Se recueillir, ensuite
Après l'entracte, le duo Watabe-Weiss jouera Hiroshima mon amour. Vigner a choisi de marquer fortement l'ambiance par l'ajout de témoignages audio et l'intervention de silhouettes fantomatiques sur scène, qui rendent ce moment douloureux mais nécessaire. Ensuite, ce sont les mots mesurés de Marguerite qui tombent, un dialogue au coeur de la nuit, un amour impossible, déchirant.
S'émouvoir, enfin
Atsuro Watabe, qui dit son texte dans un français phonétique, est absolument bouleversant. Au-delà des mots, son visage, son corps, disent la tendresse et la douleur. Au salut, l'émotion qui se lit sur son visage en dira long sur son investissement physique du personnage...
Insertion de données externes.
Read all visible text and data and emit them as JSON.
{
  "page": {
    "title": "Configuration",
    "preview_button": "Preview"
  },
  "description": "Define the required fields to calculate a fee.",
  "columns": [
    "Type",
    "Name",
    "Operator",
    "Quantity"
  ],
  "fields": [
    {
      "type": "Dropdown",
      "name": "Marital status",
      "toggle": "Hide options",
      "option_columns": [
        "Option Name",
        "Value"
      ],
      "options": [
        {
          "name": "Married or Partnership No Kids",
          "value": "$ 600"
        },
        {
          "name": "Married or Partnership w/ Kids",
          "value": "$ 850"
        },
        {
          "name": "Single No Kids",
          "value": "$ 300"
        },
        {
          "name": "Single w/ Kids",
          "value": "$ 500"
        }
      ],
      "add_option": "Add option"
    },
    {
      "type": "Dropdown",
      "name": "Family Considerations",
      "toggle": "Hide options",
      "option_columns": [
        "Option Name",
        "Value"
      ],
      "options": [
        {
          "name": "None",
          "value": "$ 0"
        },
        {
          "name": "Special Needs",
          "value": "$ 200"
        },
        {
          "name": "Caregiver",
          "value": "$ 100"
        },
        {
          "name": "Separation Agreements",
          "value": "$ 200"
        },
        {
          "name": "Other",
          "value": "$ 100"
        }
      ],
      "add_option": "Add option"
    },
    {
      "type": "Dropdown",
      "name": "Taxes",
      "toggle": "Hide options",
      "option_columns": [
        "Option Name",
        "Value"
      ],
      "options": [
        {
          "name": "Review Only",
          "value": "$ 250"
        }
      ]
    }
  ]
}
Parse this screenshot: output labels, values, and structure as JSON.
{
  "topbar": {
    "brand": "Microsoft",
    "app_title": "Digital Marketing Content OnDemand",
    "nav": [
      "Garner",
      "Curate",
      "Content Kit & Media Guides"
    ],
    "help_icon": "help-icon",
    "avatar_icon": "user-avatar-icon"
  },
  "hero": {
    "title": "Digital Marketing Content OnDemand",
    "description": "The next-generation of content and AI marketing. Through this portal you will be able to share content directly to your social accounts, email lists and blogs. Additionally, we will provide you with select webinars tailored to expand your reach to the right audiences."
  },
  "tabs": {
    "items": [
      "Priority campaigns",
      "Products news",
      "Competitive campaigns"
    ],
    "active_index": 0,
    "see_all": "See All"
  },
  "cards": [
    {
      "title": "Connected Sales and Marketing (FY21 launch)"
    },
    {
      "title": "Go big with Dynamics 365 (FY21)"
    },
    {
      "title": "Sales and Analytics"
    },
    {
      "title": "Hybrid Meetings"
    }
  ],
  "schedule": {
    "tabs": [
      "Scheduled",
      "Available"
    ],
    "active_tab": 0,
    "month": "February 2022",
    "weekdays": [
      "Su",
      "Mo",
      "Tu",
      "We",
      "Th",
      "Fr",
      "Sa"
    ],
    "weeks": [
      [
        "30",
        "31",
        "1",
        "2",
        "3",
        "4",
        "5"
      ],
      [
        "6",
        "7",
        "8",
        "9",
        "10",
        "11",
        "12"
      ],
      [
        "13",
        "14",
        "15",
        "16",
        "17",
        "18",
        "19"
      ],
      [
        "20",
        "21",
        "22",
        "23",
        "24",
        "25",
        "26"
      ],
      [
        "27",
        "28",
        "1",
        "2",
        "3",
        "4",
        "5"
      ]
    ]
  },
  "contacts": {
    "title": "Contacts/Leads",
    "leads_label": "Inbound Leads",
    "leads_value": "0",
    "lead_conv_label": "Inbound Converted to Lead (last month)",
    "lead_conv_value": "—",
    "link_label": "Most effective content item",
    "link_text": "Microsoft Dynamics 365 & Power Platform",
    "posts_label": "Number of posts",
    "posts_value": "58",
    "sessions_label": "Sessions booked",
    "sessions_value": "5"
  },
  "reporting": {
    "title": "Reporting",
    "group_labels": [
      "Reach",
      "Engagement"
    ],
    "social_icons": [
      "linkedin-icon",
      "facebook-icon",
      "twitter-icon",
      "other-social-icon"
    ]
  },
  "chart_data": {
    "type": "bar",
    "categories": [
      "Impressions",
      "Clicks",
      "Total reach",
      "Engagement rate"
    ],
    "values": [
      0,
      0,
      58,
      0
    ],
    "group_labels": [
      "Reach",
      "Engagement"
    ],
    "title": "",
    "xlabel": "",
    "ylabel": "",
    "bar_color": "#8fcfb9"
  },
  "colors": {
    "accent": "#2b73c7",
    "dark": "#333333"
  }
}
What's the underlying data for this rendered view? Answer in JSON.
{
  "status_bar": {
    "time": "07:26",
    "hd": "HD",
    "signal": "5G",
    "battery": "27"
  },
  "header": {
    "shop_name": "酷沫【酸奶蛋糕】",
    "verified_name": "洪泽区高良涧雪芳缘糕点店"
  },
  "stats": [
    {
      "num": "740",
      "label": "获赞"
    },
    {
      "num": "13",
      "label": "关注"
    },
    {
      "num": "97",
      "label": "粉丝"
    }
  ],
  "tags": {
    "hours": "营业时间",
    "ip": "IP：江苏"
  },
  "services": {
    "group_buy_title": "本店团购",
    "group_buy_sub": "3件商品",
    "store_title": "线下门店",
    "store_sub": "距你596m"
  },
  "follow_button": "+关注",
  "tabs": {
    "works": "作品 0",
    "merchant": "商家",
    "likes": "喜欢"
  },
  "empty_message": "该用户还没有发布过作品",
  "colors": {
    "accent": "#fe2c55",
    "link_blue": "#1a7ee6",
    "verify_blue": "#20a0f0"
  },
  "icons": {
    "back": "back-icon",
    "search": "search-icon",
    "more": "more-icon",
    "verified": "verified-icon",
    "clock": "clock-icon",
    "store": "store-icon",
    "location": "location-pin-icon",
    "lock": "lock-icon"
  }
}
Le choix d'interprétation de Jutta Johanna Weiss est peut-être plus sujet à discussion... elle compose un personnage dur, à l'accent fort, aux gestes brusques de tragédienne un peu raide, une vision possible du personnage, qu'on avait retenu sous les traits d'Emmanuelle Riva... Derrière des paravents de plexiglas, les deux silhouettes striées de couleur ne sont pas prêtes de s'effacer...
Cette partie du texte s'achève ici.